Metformin for treatment of cytopenias in children and young adults with Fanconi anemia

Jessica A. Pollard, Elissa Furutani, Shanshan Liu, Erica Esrick, Laurie E. Cohen, Jacob Bledsoe, Chih Wei Liu, Kun Lu, Maria Jose Ramirez de Haro, Jordi Surrallés, Maggie Malsch, Ashley Kuniholm, Ashley Galvin, Myriam Armant, Annette S. Kim, Kaitlyn Ballotti, Lisa Moreau, Yu Zhou, Daria Babushok, Farid BouladClint Carroll, Helge Hartung, Amy Hont, Taizo Nakano, Tim Olson, Sei Gyung Sze, Alexis A. Thompson, Marcin W. Wlodarski, Xuesong Gu, Towia A. Libermann, Alan D'Andrea, Markus Grompe, Edie Weller, Akiko Shimamura

Research output: Contribution to journalArticlepeer-review

2 Scopus citations

Abstract

Fanconi anemia (FA), a genetic DNA repair disorder characterized by marrow failure and cancer susceptibility. In FA mice, metformin improves blood counts and delays tumor development. We conducted a single institution study of metformin in nondiabetic patients with FA to determine feasibility and tolerability of metformin treatment and to assess for improvement in blood counts. Fourteen of 15 patients with at least 1 cytopenia (hemoglobin < 10 g/dL; platelet count, 100 000 cells/mL; or an absolute neutrophil count, 1000 cells/mL) were eligible to receive metformin for 6 months. Median patient age was 9.4 years (range 6.0-26.5). Thirteen of 14 subjects (93%) tolerated maximal dosing for age; 1 subject had dose reduction for grade 2 gastrointestinal symptoms.

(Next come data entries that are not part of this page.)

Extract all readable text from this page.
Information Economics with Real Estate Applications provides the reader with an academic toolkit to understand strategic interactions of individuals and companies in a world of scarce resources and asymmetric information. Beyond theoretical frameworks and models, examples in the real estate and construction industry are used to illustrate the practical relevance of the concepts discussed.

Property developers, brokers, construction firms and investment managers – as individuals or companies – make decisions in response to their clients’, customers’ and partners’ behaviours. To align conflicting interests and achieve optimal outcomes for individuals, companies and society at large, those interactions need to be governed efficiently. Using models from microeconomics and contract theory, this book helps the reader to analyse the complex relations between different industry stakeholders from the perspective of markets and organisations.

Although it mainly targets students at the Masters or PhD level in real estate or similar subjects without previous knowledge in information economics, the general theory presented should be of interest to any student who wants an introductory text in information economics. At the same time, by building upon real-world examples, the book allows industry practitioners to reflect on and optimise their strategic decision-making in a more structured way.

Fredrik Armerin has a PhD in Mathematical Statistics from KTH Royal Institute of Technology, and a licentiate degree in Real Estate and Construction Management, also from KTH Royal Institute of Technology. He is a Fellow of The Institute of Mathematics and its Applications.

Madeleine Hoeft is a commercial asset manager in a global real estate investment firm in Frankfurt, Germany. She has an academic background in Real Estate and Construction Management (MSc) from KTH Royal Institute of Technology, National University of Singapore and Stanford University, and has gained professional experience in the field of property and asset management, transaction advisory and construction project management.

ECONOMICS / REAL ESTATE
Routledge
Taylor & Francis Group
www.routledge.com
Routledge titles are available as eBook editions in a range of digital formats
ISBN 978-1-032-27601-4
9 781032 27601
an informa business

No subjects developed hypoglycemia or metabolic acidosis. No subjects had dose interruptions caused by toxicity, and no grade 3 or higher adverse events attributed to metformin were observed. Hematologic response based on modified Myelodysplastic Syndrome International Working Group criteria was observed in 4 of 13 evaluable patients (30.8%; 90% confidence interval, 11.3-57.3). Median time to response was 84.5 days (range 71-128 days). Responses were noted in neutrophils (n = 3), platelets (n = 1), and red blood cells (n = 1). No subjects met criteria for disease progression or relapse during treatment.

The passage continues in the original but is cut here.